I'm going to rename it as simply Apache. If you rename it you'll need to make some changes in a configuration file. I'll open the Apache folder, and then go to the Conf folder for a configuration and I'll open the file httpd.conf. Depending on your computer's configuration, you might not see the file extension, but when you hover the cursor over the file, you should see the box appear, showing that it's a conf file. You can edit this file in any text editor.
I'll use Notepad. The configuration file contains a number of references to the installation folder. I'll press Ctrl+F for find, and type c:/apache24. Use a forward slash and not a backslash. Here's the first instance as part of the server route configuration. Now, again, there are many instances of this string. And you need to replace them all. So I'll get rid of the Find dialog. I'll click anywhere in the file to make sure nothing is selected.
I'll go to the Notepad Menu and choose Edit > Replace, and I'll search for c:/Apache24 and replace it with c:/Apache. And click Replace All. In Notepad, you don't see any indication of how many strings were found and replaced. But if you clicked Replace All, the operation is complete. You also need to make a change to a setting called Server Name. I'll press Ctrl+F and type in Server Name, and then I'll scroll down a little bit and find this setting.
It starts with a pound sign or hashmark. Which is a comment character. I'll remove that and then I'll change the value of ServerName to localhost. The default port is 80, and you don't have to add it in, but you can if you like. It looks like this. localhost:80. And now we're ready for our first test. I'll save my changes by pressing Ctrl+S, and close Notepad. And then I'll go to a command prompt. In Windows 8, you can get to a command prompt by moving the cursor to the lower left corner, right-clicking, and choosing Command Prompt or Command Prompt admin.
I'll choose just Command Prompt. In Windows 7, Windows Vista, and Windows XP, you can get to a command prompt by running an application called CMD. In the command prompt window, I'll change to the Apache folder And from there to the bin sub-folder. The bin folder contains a number of executables, including this critical one, httpd.exe. I'll run the server by typing httpd.exe.

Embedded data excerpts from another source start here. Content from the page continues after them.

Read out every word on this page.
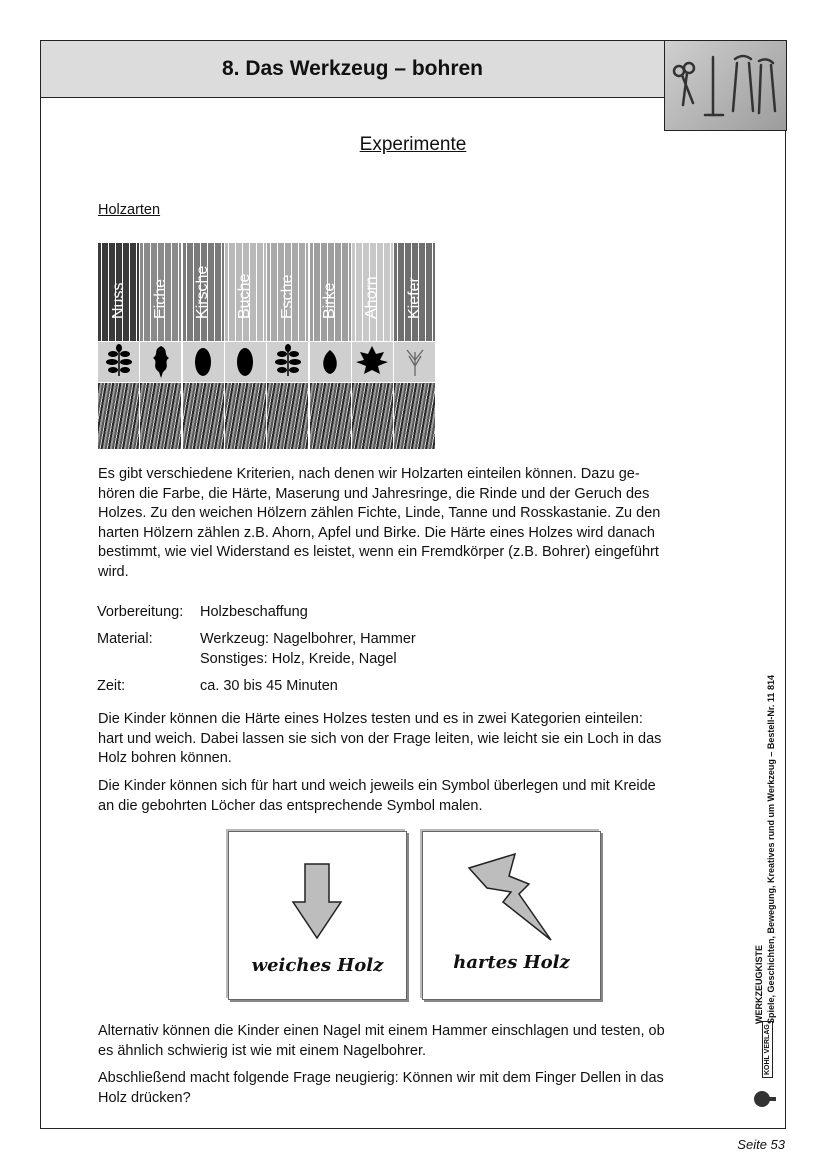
8. Das Werkzeug – bohren
Experimente
Holzarten
Nuss Eiche Kirsche Buche Esche Birke Ahorn Kiefer

Es gibt verschiedene Kriterien, nach denen wir Holzarten einteilen können. Dazu ge-
hören die Farbe, die Härte, Maserung und Jahresringe, die Rinde und der Geruch des
Holzes. Zu den weichen Hölzern zählen Fichte, Linde, Tanne und Rosskastanie. Zu den
harten Hölzern zählen z.B. Ahorn, Apfel und Birke. Die Härte eines Holzes wird danach
bestimmt, wie viel Widerstand es leistet, wenn ein Fremdkörper (z.B. Bohrer) eingeführt
wird.

Vorbereitung: Holzbeschaffung
Material:	Werkzeug: Nagelbohrer, Hammer
Sonstiges: Holz, Kreide, Nagel
Zeit:	ca. 30 bis 45 Minuten

Die Kinder können die Härte eines Holzes testen und es in zwei Kategorien einteilen:
hart und weich. Dabei lassen sie sich von der Frage leiten, wie leicht sie ein Loch in das
Holz bohren können.

Die Kinder können sich für hart und weich jeweils ein Symbol überlegen und mit Kreide
an die gebohrten Löcher das entsprechende Symbol malen.

weiches Holz	hartes Holz

Alternativ können die Kinder einen Nagel mit einem Hammer einschlagen und testen, ob
es ähnlich schwierig ist wie mit einem Nagelbohrer.

Abschließend macht folgende Frage neugierig: Können wir mit dem Finger Dellen in das
Holz drücken?

KOHL VERLAG
WERKZEUGKISTE Spiele, Geschichten, Bewegung, Kreatives rund um Werkzeug – Bestell-Nr. 11 814
Seite 53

When you press Enter, you might see a prompt for a firewall issue. If you see a firewall dialog box appear, click the appropriate button to accept this service. Now to test the server, go to a browser and type http://localhost and you should see this string of It works! . If you don't see that try refreshing the page by pressing Ctrl+R. Now I'll show you the file that's being displayed. In the Apache folder, there's a subfolder called htdocs.
This is your document root folder in a default Apache installation. And this file, index.html, is the file that's displayed by default when you navigate to local host in the browser. When you open it up in a text editor, you'll see that it's a very simple HTML page with an HTML tag, a body tag, an H1 tag, and the string it works. So if you've gotten this far, and you can see that page in the browser, your Apache HTTP server installation is working.
And you're ready to go to the next step, adding PHP.